Literature Review

Nutrition Early in Life Has Long-Term Effects on Neurodevelopment

A policy statement from the American Academy of Pediatrics emphasizes the importance of nutrition from conception to age 2 and includes 10 recommendations regarding patient care and nutrition assistance programs.


 

Nutrition during a child’s first 1,000 days—from conception to age 2—is pivotal for a child’s neurodevelopment and lifelong health, according to an American Academy of Pediatrics (AAP) policy statement.

“Healthy, normal neurodevelopment is a complex process involving cellular and structural changes in the brain that proceed in a specified sequence,” said Sara Jane Schwarzenberg, MD, and Michael K. Georgieff, MD, both of the University of Minnesota Masonic Children’s Hospital, Minneapolis, and the AAP Committee on Nutrition, in the statement. “Changes that are too rapid or too slow in one part of the brain may result in the failure of crucial pathway connections to other parts of the brain. Timing is crucial; once a particular developmental sequence fails, it may not be possible to retrieve all the lost function.”

The policy statement was published in the February issue of Pediatrics.

A Crucial Period

Research shows that the most active period of neural development is in the first 1,000 days. During this time, structures and processes develop that influence behavior and provide a basis for later-developing structures, including auditory and visual systems, myelination, and brain circuits involved in social development.

The importance of macronutrients for development was highlighted in a study of rural Guatemalan children between 1969 and 1989. Children in some villages received a high-calorie, high-protein supplement, and some children received a low-calorie supplement without protein. Both supplements contained vitamins and minerals. Children who received the high-calorie, high-protein supplements before age 2 had higher test scores, better reading and vocabulary skills, and faster information processing, compared with children who received the low-calorie supplements.

Many populations lack access to high-quality macronutrient sources, however. In the United States in 2015, 16.6% of households (6.4 million) were food insecure (ie, their access to adequate food was limited by a lack of money or other resources). In households with incomes below 185% of the poverty line, 36.8% were food insecure, according to the Department of Agriculture.

Food insecurity extends to micronutrients such as vitamins and minerals like zinc; iron; choline; folate; iodine; vitamins A, D, B6, and B12; and long-chain polyunsaturated fatty acids. A lack of any of these micronutrients in early childhood can lead to neurodevelopmental issues later in life, the authors said. An important source of micronutrients is human milk, provided by breastfeeding. Studies have shown that infants who are fed human milk have improved cognitive performance, compared with infants who consume formula.

Government-sponsored programs exist that provide nutritional support to women, infants, and young children.
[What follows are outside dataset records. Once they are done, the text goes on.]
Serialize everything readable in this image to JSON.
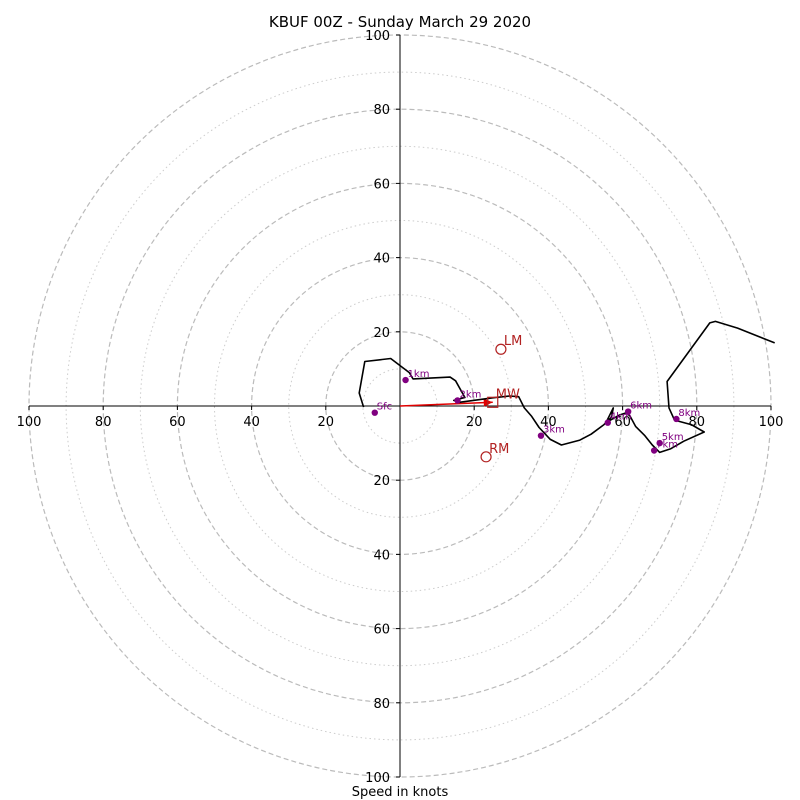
{
  "chart_data": {
    "type": "hodograph",
    "title": "KBUF 00Z - Sunday March 29 2020",
    "xlabel": "Speed in knots",
    "rings_major": [
      20,
      40,
      60,
      80,
      100
    ],
    "rings_minor": [
      10,
      30,
      50,
      70,
      90
    ],
    "tick_labels": [
      "100",
      "80",
      "60",
      "40",
      "20",
      "20",
      "40",
      "60",
      "80",
      "100"
    ],
    "axis_range": [
      -100,
      100
    ],
    "colors": {
      "grid_major": "#bbbbbb",
      "grid_minor": "#cccccc",
      "trace": "#000000",
      "km_points": "#800080",
      "motion": "#b22222",
      "arrow": "#e00000"
    },
    "trace": [
      [
        -9.8,
        -0.3
      ],
      [
        -11.0,
        3.5
      ],
      [
        -9.5,
        12.0
      ],
      [
        -2.5,
        12.8
      ],
      [
        2.5,
        9.0
      ],
      [
        3.5,
        7.3
      ],
      [
        13.5,
        7.8
      ],
      [
        15.0,
        6.8
      ],
      [
        17.5,
        2.3
      ],
      [
        14.5,
        1.5
      ],
      [
        16.0,
        1.0
      ],
      [
        25.0,
        2.2
      ],
      [
        29.5,
        2.7
      ],
      [
        32.0,
        2.5
      ],
      [
        33.5,
        -0.5
      ],
      [
        35.5,
        -2.8
      ],
      [
        37.5,
        -5.8
      ],
      [
        40.5,
        -9.0
      ],
      [
        43.5,
        -10.5
      ],
      [
        48.5,
        -9.2
      ],
      [
        51.5,
        -7.6
      ],
      [
        55.0,
        -5.0
      ],
      [
        57.0,
        -3.0
      ],
      [
        57.5,
        -0.5
      ],
      [
        56.5,
        -2.5
      ],
      [
        55.5,
        -4.5
      ],
      [
        59.0,
        -2.5
      ],
      [
        61.0,
        -1.8
      ],
      [
        62.0,
        -2.7
      ],
      [
        63.5,
        -5.5
      ],
      [
        66.0,
        -8.0
      ],
      [
        68.0,
        -10.5
      ],
      [
        70.0,
        -12.5
      ],
      [
        73.0,
        -11.5
      ],
      [
        76.5,
        -9.5
      ],
      [
        82.0,
        -7.0
      ],
      [
        78.5,
        -5.0
      ],
      [
        74.0,
        -3.8
      ],
      [
        72.5,
        -0.5
      ],
      [
        72.0,
        6.6
      ],
      [
        83.5,
        22.4
      ],
      [
        85.0,
        22.8
      ],
      [
        91.0,
        21.0
      ],
      [
        101.0,
        17.0
      ]
    ],
    "km_points": [
      {
        "label": "Sfc",
        "u": -6.8,
        "v": -1.8
      },
      {
        "label": "1km",
        "u": 1.5,
        "v": 7.0
      },
      {
        "label": "2km",
        "u": 15.5,
        "v": 1.5
      },
      {
        "label": "3km",
        "u": 38.0,
        "v": -8.0
      },
      {
        "label": "4km",
        "u": 56.0,
        "v": -4.5
      },
      {
        "label": "5km",
        "u": 70.0,
        "v": -10.0
      },
      {
        "label": "6km",
        "u": 61.5,
        "v": -1.5
      },
      {
        "label": "7km",
        "u": 68.5,
        "v": -12.0
      },
      {
        "label": "8km",
        "u": 74.5,
        "v": -3.5
      }
    ],
    "storm_motion": [
      {
        "label": "LM",
        "u": 27.2,
        "v": 15.3,
        "marker": "circle"
      },
      {
        "label": "RM",
        "u": 23.2,
        "v": -13.7,
        "marker": "circle"
      },
      {
        "label": "MW",
        "u": 25.0,
        "v": 1.0,
        "marker": "square"
      }
    ],
    "arrow": {
      "from": [
        0,
        0
      ],
      "to": [
        25.0,
        1.0
      ]
    }
  }
}
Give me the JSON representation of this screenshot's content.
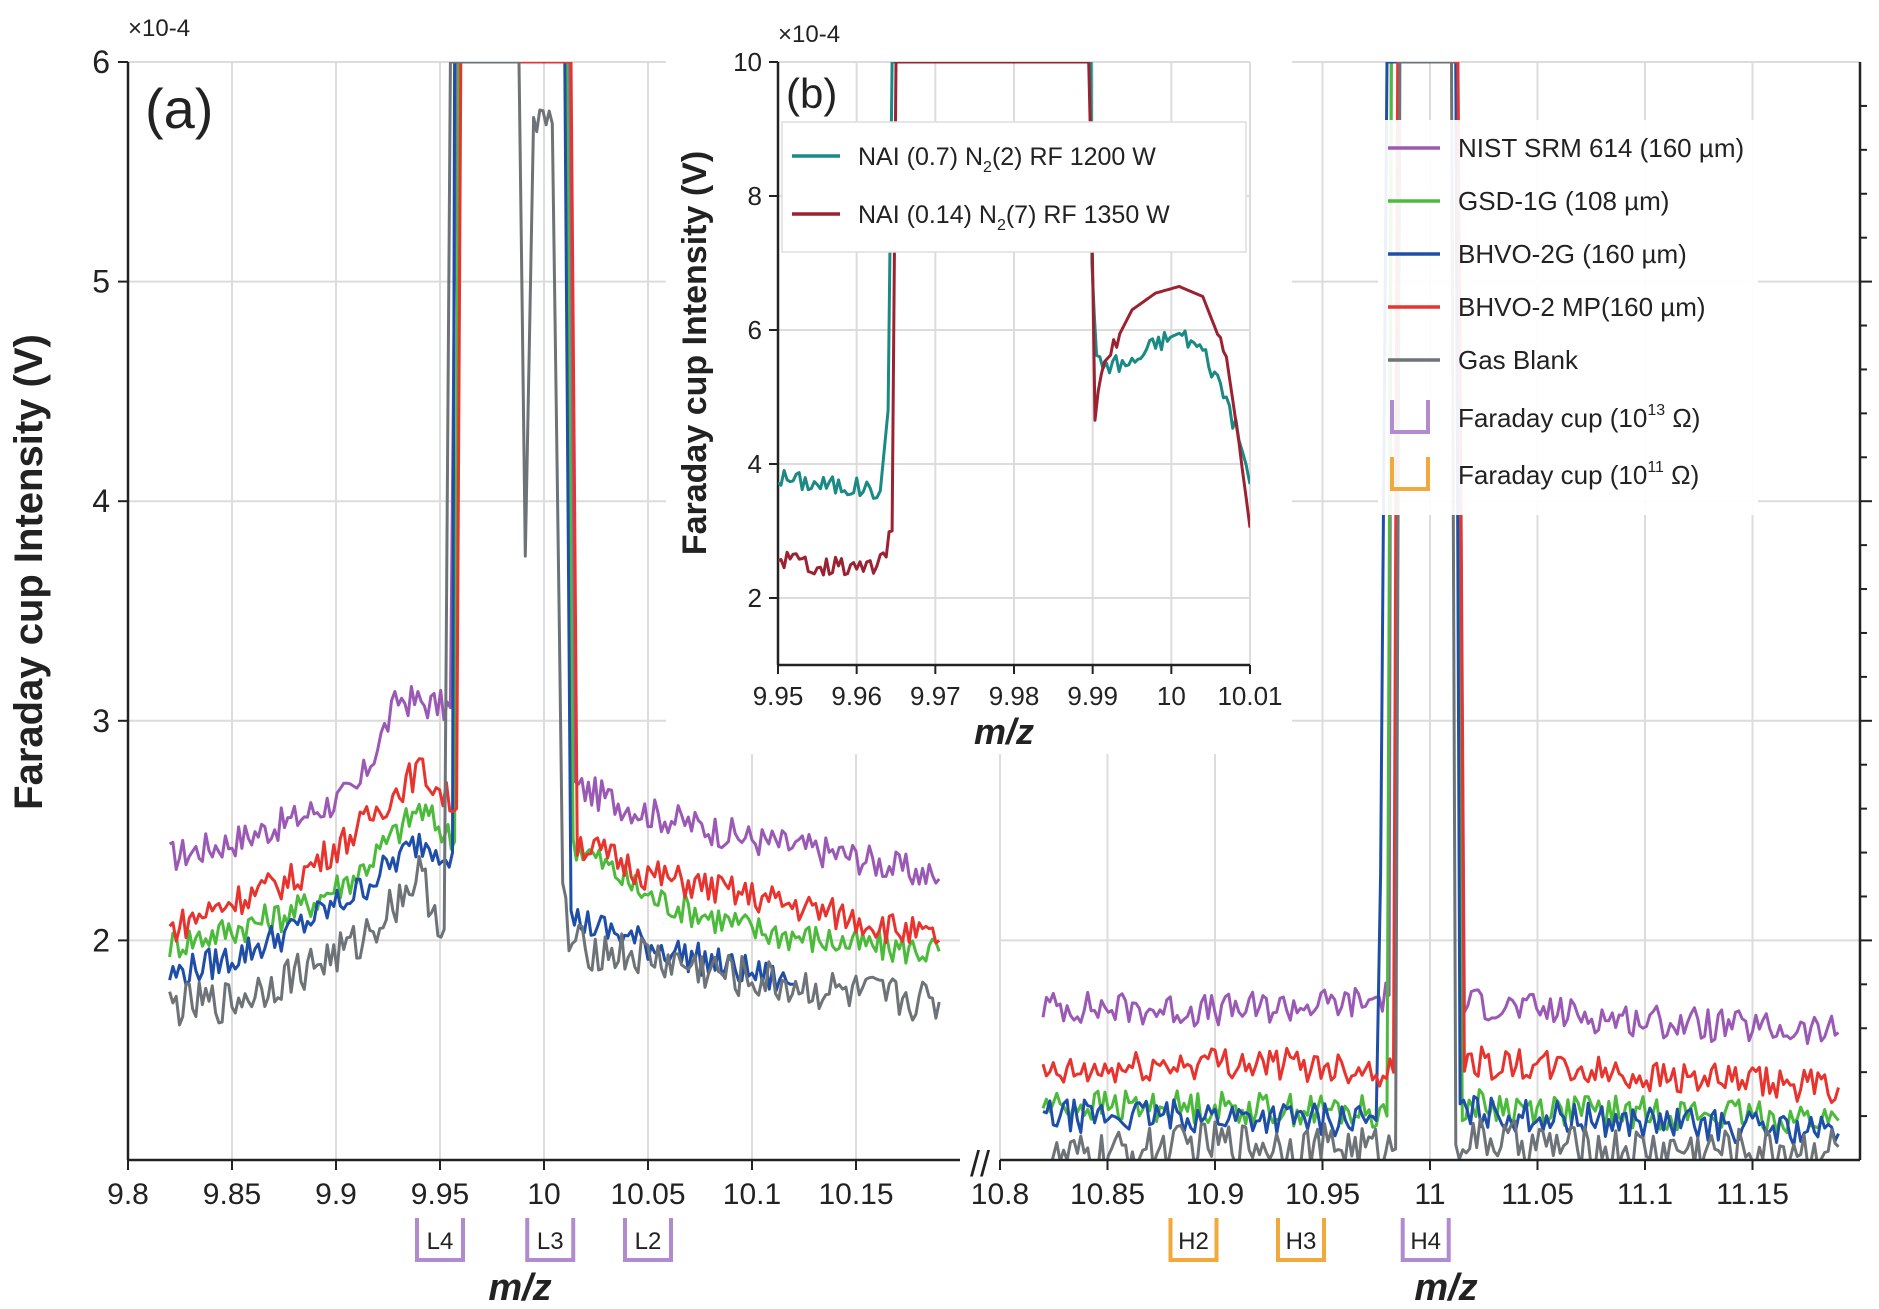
{
  "colors": {
    "nist": "#9b59b6",
    "gsd": "#4cbb3c",
    "bhvo2g": "#1f4ea8",
    "bhvo2mp": "#e8342e",
    "gas": "#6e7378",
    "teal": "#1a8a85",
    "darkred": "#9b2230",
    "cup_purple": "#b08ccf",
    "cup_orange": "#f2a93b",
    "grid": "#dcdcdc"
  },
  "panel_a": {
    "label": "(a)",
    "exponent": "×10-4",
    "ylabel": "Faraday cup Intensity (V)",
    "xlabel": "m/z",
    "break_mark": "//"
  },
  "panel_b": {
    "label": "(b)",
    "exponent": "×10-4",
    "ylabel": "Faraday cup Intensity (V)",
    "xlabel": "m/z"
  },
  "chart_data": [
    {
      "type": "line",
      "id": "panel-a-left",
      "x_range": [
        9.8,
        10.2
      ],
      "ylim": [
        1.0,
        6.0
      ],
      "y_scale_factor": "×10-4",
      "xticks": [
        "9.8",
        "9.85",
        "9.9",
        "9.95",
        "10",
        "10.05",
        "10.1",
        "10.15"
      ],
      "xtick_values": [
        9.8,
        9.85,
        9.9,
        9.95,
        10.0,
        10.05,
        10.1,
        10.15
      ],
      "yticks": [
        "2",
        "3",
        "4",
        "5",
        "6"
      ],
      "ytick_values": [
        2,
        3,
        4,
        5,
        6
      ],
      "grid": true,
      "series": [
        {
          "name": "NIST SRM 614 (160 µm)",
          "color_key": "nist",
          "points": [
            [
              9.82,
              2.38
            ],
            [
              9.85,
              2.45
            ],
            [
              9.88,
              2.55
            ],
            [
              9.91,
              2.68
            ],
            [
              9.93,
              3.1
            ],
            [
              9.955,
              3.06
            ],
            [
              9.958,
              6.0
            ],
            [
              10.012,
              6.0
            ],
            [
              10.015,
              2.7
            ],
            [
              10.05,
              2.58
            ],
            [
              10.1,
              2.46
            ],
            [
              10.15,
              2.38
            ],
            [
              10.19,
              2.28
            ]
          ]
        },
        {
          "name": "GSD-1G (108 µm)",
          "color_key": "gsd",
          "points": [
            [
              9.82,
              1.98
            ],
            [
              9.85,
              2.05
            ],
            [
              9.88,
              2.13
            ],
            [
              9.91,
              2.3
            ],
            [
              9.94,
              2.6
            ],
            [
              9.957,
              2.45
            ],
            [
              9.959,
              6.0
            ],
            [
              10.011,
              6.0
            ],
            [
              10.014,
              2.45
            ],
            [
              10.05,
              2.2
            ],
            [
              10.1,
              2.05
            ],
            [
              10.15,
              1.98
            ],
            [
              10.19,
              1.95
            ]
          ]
        },
        {
          "name": "BHVO-2G (160 µm)",
          "color_key": "bhvo2g",
          "points": [
            [
              9.82,
              1.84
            ],
            [
              9.85,
              1.92
            ],
            [
              9.88,
              2.05
            ],
            [
              9.91,
              2.22
            ],
            [
              9.94,
              2.45
            ],
            [
              9.956,
              2.4
            ],
            [
              9.957,
              6.0
            ],
            [
              10.01,
              6.0
            ],
            [
              10.013,
              2.1
            ],
            [
              10.05,
              1.98
            ],
            [
              10.1,
              1.85
            ],
            [
              10.12,
              1.8
            ]
          ]
        },
        {
          "name": "BHVO-2 MP(160 µm)",
          "color_key": "bhvo2mp",
          "points": [
            [
              9.82,
              2.05
            ],
            [
              9.85,
              2.18
            ],
            [
              9.88,
              2.28
            ],
            [
              9.91,
              2.5
            ],
            [
              9.94,
              2.78
            ],
            [
              9.958,
              2.6
            ],
            [
              9.96,
              6.0
            ],
            [
              10.013,
              6.0
            ],
            [
              10.016,
              2.45
            ],
            [
              10.05,
              2.3
            ],
            [
              10.1,
              2.2
            ],
            [
              10.15,
              2.1
            ],
            [
              10.19,
              2.0
            ]
          ]
        },
        {
          "name": "Gas Blank",
          "color_key": "gas",
          "points": [
            [
              9.82,
              1.7
            ],
            [
              9.85,
              1.72
            ],
            [
              9.88,
              1.85
            ],
            [
              9.91,
              1.98
            ],
            [
              9.94,
              2.3
            ],
            [
              9.952,
              2.05
            ],
            [
              9.955,
              6.0
            ],
            [
              9.988,
              6.0
            ],
            [
              9.991,
              3.75
            ],
            [
              9.995,
              5.7
            ],
            [
              10.004,
              5.72
            ],
            [
              10.009,
              2.3
            ],
            [
              10.012,
              1.98
            ],
            [
              10.05,
              1.92
            ],
            [
              10.1,
              1.82
            ],
            [
              10.15,
              1.75
            ],
            [
              10.19,
              1.72
            ]
          ]
        }
      ]
    },
    {
      "type": "line",
      "id": "panel-a-right",
      "x_range": [
        10.8,
        11.2
      ],
      "ylim": [
        1.0,
        6.0
      ],
      "xticks": [
        "10.8",
        "10.85",
        "10.9",
        "10.95",
        "11",
        "11.05",
        "11.1",
        "11.15"
      ],
      "xtick_values": [
        10.8,
        10.85,
        10.9,
        10.95,
        11.0,
        11.05,
        11.1,
        11.15
      ],
      "grid": true,
      "series": [
        {
          "name": "NIST SRM 614 (160 µm)",
          "color_key": "nist",
          "points": [
            [
              10.82,
              1.7
            ],
            [
              10.9,
              1.68
            ],
            [
              10.97,
              1.72
            ],
            [
              10.981,
              1.75
            ],
            [
              10.982,
              6.0
            ],
            [
              11.013,
              6.0
            ],
            [
              11.016,
              1.72
            ],
            [
              11.08,
              1.65
            ],
            [
              11.15,
              1.6
            ],
            [
              11.19,
              1.58
            ]
          ]
        },
        {
          "name": "GSD-1G (108 µm)",
          "color_key": "gsd",
          "points": [
            [
              10.82,
              1.25
            ],
            [
              10.9,
              1.24
            ],
            [
              10.97,
              1.22
            ],
            [
              10.98,
              1.2
            ],
            [
              10.982,
              6.0
            ],
            [
              11.012,
              6.0
            ],
            [
              11.015,
              1.25
            ],
            [
              11.08,
              1.22
            ],
            [
              11.15,
              1.2
            ],
            [
              11.19,
              1.18
            ]
          ]
        },
        {
          "name": "BHVO-2G (160 µm)",
          "color_key": "bhvo2g",
          "points": [
            [
              10.82,
              1.2
            ],
            [
              10.9,
              1.2
            ],
            [
              10.975,
              1.18
            ],
            [
              10.977,
              2.3
            ],
            [
              10.98,
              6.0
            ],
            [
              11.012,
              6.0
            ],
            [
              11.014,
              1.22
            ],
            [
              11.08,
              1.18
            ],
            [
              11.15,
              1.15
            ],
            [
              11.19,
              1.12
            ]
          ]
        },
        {
          "name": "BHVO-2 MP(160 µm)",
          "color_key": "bhvo2mp",
          "points": [
            [
              10.82,
              1.38
            ],
            [
              10.9,
              1.45
            ],
            [
              10.97,
              1.42
            ],
            [
              10.983,
              1.4
            ],
            [
              10.985,
              6.0
            ],
            [
              11.013,
              6.0
            ],
            [
              11.016,
              1.45
            ],
            [
              11.08,
              1.4
            ],
            [
              11.15,
              1.35
            ],
            [
              11.19,
              1.33
            ]
          ]
        },
        {
          "name": "Gas Blank",
          "color_key": "gas",
          "points": [
            [
              10.82,
              1.0
            ],
            [
              10.9,
              1.08
            ],
            [
              10.97,
              1.06
            ],
            [
              10.984,
              1.05
            ],
            [
              10.986,
              6.0
            ],
            [
              11.01,
              6.0
            ],
            [
              11.012,
              1.1
            ],
            [
              11.08,
              1.05
            ],
            [
              11.15,
              1.05
            ],
            [
              11.19,
              1.06
            ]
          ]
        }
      ]
    },
    {
      "type": "line",
      "id": "panel-b",
      "x_range": [
        9.95,
        10.01
      ],
      "ylim": [
        1.0,
        10.0
      ],
      "xticks": [
        "9.95",
        "9.96",
        "9.97",
        "9.98",
        "9.99",
        "10",
        "10.01"
      ],
      "xtick_values": [
        9.95,
        9.96,
        9.97,
        9.98,
        9.99,
        10.0,
        10.01
      ],
      "yticks": [
        "2",
        "4",
        "6",
        "8",
        "10"
      ],
      "ytick_values": [
        2,
        4,
        6,
        8,
        10
      ],
      "grid": true,
      "series": [
        {
          "name": "NAI (0.7) N2(2) RF 1200 W",
          "color_key": "teal",
          "points": [
            [
              9.95,
              3.8
            ],
            [
              9.955,
              3.7
            ],
            [
              9.96,
              3.65
            ],
            [
              9.963,
              3.6
            ],
            [
              9.964,
              4.8
            ],
            [
              9.9645,
              10.0
            ],
            [
              9.9898,
              10.0
            ],
            [
              9.9899,
              7.0
            ],
            [
              9.9905,
              5.5
            ],
            [
              9.995,
              5.5
            ],
            [
              9.998,
              5.8
            ],
            [
              10.001,
              5.95
            ],
            [
              10.004,
              5.7
            ],
            [
              10.007,
              5.0
            ],
            [
              10.009,
              4.2
            ],
            [
              10.01,
              3.7
            ]
          ]
        },
        {
          "name": "NAI (0.14) N2(7) RF 1350 W",
          "color_key": "darkred",
          "points": [
            [
              9.95,
              2.6
            ],
            [
              9.955,
              2.5
            ],
            [
              9.96,
              2.45
            ],
            [
              9.963,
              2.5
            ],
            [
              9.9645,
              3.0
            ],
            [
              9.965,
              10.0
            ],
            [
              9.9895,
              10.0
            ],
            [
              9.9897,
              9.0
            ],
            [
              9.9903,
              4.7
            ],
            [
              9.9915,
              5.5
            ],
            [
              9.995,
              6.3
            ],
            [
              9.998,
              6.55
            ],
            [
              10.001,
              6.65
            ],
            [
              10.004,
              6.5
            ],
            [
              10.007,
              5.6
            ],
            [
              10.009,
              4.0
            ],
            [
              10.01,
              3.05
            ]
          ]
        }
      ]
    }
  ],
  "legend_a": [
    {
      "label": "NIST SRM 614 (160 µm)",
      "color_key": "nist"
    },
    {
      "label": "GSD-1G (108 µm)",
      "color_key": "gsd"
    },
    {
      "label": "BHVO-2G (160 µm)",
      "color_key": "bhvo2g"
    },
    {
      "label": "BHVO-2 MP(160 µm)",
      "color_key": "bhvo2mp"
    },
    {
      "label": "Gas Blank",
      "color_key": "gas"
    }
  ],
  "legend_cups": [
    {
      "label": "Faraday cup (10",
      "sup": "13",
      "tail": " Ω)",
      "color_key": "cup_purple"
    },
    {
      "label": "Faraday cup (10",
      "sup": "11",
      "tail": " Ω)",
      "color_key": "cup_orange"
    }
  ],
  "legend_b": [
    {
      "label": "NAI (0.7) N",
      "sub": "2",
      "tail": "(2) RF 1200 W",
      "color_key": "teal"
    },
    {
      "label": "NAI (0.14) N",
      "sub": "2",
      "tail": "(7) RF 1350 W",
      "color_key": "darkred"
    }
  ],
  "cups": [
    {
      "label": "L4",
      "x": 9.95,
      "panel": "left",
      "color_key": "cup_purple"
    },
    {
      "label": "L3",
      "x": 10.003,
      "panel": "left",
      "color_key": "cup_purple"
    },
    {
      "label": "L2",
      "x": 10.05,
      "panel": "left",
      "color_key": "cup_purple"
    },
    {
      "label": "H2",
      "x": 10.89,
      "panel": "right",
      "color_key": "cup_orange"
    },
    {
      "label": "H3",
      "x": 10.94,
      "panel": "right",
      "color_key": "cup_orange"
    },
    {
      "label": "H4",
      "x": 10.998,
      "panel": "right",
      "color_key": "cup_purple"
    }
  ]
}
The Special Supplemental Nutrition Program for Women, Infants, and Children (WIC) is one of the most important programs, helping 53% of children under age 1, the authors said. The Supplemental Nutrition Assistance Program (SNAP) provides economic aid to buy food; it kept approximately 4.9 million children out of poverty in 2012, the authors said. SNAP Nutrition Education is intended to help people make healthy food choices with limited money.

10 Recommendations

The AAP policy statement includes the following 10 recommendations:

  • Be knowledgeable about breastfeeding, and help breastfeeding mothers. The AAP recommends exclusive breastfeeding for the first six months and continued breastfeeding with the addition of food for at least the first year.
  • Advocate at the local, state, and federal levels to preserve and strengthen programs focused on maternal, fetal, and neonatal nutrition.
  • Be familiar with food sources that supply nutrients necessary for brain development, and make appropriate dietary recommendations. Know which nutrients are at risk in the breastfed infant after six months, such as zinc, iron, and vitamin D.
  • Nutritional advice should convey that eating healthy is a positive choice, not just an avoidance of unhealthy foods.
  • Existing assistance programs should aim to improve micro- and macronutrient offerings. For example, food pantries and soup kitchens can create food packages and meals that target the needs of pregnant women, breastfeeding women, and children up to age 2.
  • Encourage parents to use programs that provide early childhood nutrition (eg, WIC), and advocate for the removal of barriers to enrolling or staying enrolled in these programs.
  • Oppose changes in eligibility or financing structures that would adversely affect programs providing early childhood nutrition.
  • Anticipate neurodevelopmental issues in children with early nutrient deficiency.
  • Work with obstetricians and family physicians to encourage improvements in maternal diet and identify clinical situations that may limit the availability of crucial micronutrients to the fetus.
  • Advocate to reduce hunger at the local, national, and global levels. The statement lists organizations focused on hunger, such as Feeding America, 1,000 Days, and Share Our Strength.

—Ian Lacy

Suggested Reading

Schwarzenberg SJ, Georgieff MK; Committee on Nutrition. Advocacy for improving nutrition in the first 1000 days to support childhood development and adult health. Pediatrics. 2018;141(2). pii: e20173716.